Abstract

Building Experiments in PsychoPy by Peirce and MacAskill is essential reading for anyone starting out creating computer-based experiments using PsychoPy. PsychoPy is a collection of Python libraries (Peirce, 2007, 2009), which began life as a means for its inventor (Jonathan Peirce) to display Gabor patches. An open source project, PsychoPy has evolved far beyond its original purpose, to the point where it can now interact with a variety of different hardware devices (e.g., eye-trackers, button boxes) and produce online web-based experiments. So, the time is ripe for a manual that gently guides the reader through from beginner to professional and ultimately to discovering the specialist applications of PsychoPy.
The book is divided into three sections. The first section, For the Beginner, introduces the reader to the graphical interface (the Builder View) and has them creating a perfectly usable Stroop task within about 15 minutes of first picking up the book. The apparent simplicity of this initial foray into PsychoPy soon gives way to more complex tasks like masking images, providing feedback to participants using Python code, and tracking mouse location in a visual search task. Whilst the aim of the book is not to teach the reader Python programming, where code is used it is fully explained, allowing for an intuitive understanding of how it helps achieve the desired effect.
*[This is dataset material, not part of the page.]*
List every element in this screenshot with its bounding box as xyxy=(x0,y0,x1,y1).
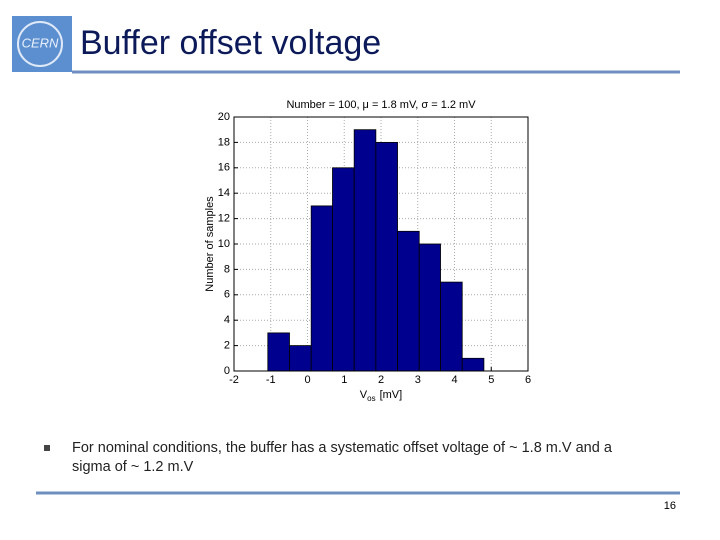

In the second section, the reader moves on to becoming a Professional PsychoPy user. The book now builds upon earlier chapters describing the reasons why you might want randomisation and counterbalancing in your studies, implemented through nested loops, to discuss more complicated randomisation schemes. It provides an in-depth description of the colour space and coordinate systems used for presenting visual stimuli, plus an extensive discussion of why it is important to use frame-based timing (each monitor refresh is a new frame) for ultimate accuracy. Given the authors’ backgrounds in visual psychophysics and saccadic eye movement research, they can be forgiven for spending time discussing the merits of photometers and digital light processing projectors for optimal stimulus delivery. Indeed, these sections expose the reader to the type of considerations that become essential when wanting to accurately deliver visual stimuli.
The final section, For the Specialist, covers a wide range of topics with a focus on visual stimuli. However, non-vision scientists should not be put off as the examples contain many transferrable skills, for example, staircase threshold determination, which has application across a wide range of sensory modalities outside of vision. The chapters on using PsychoPy in fMRI and EEG experiments are good starting points, which deal with critical features like trigger detection through network communication or parallel ports, but unfortunately do not provide details on how PsychoPy interacts with other hardware, for example, button boxes, stimulation devices, which are frequently part of such studies. One other notable omission is a chapter dealing with PsychoPy’s ability to produce web-based experiments, though that topic could probably occupy an entire book.
Throughout Building Experiments in PsychoPy, Peirce and MacAskill make use of real-world examples that enable the reader to not only get to grips with PsychoPy but also to see how it can be used to implement computerised tasks like those examining the big-five personality constructs, using data from open source repositories. Such examples illuminate what could otherwise be a relatively dry subject matter, demonstrating how it is possible to create your own experiments and start collecting data in a relatively short amount of time. However, it also covers the nuances around stimulus delivery, allowing novice PsychoPy users to deliver experimental designs that provide reliable data. The book is extremely well written and an excellent resource for learning about, and teaching others to use, PsychoPy.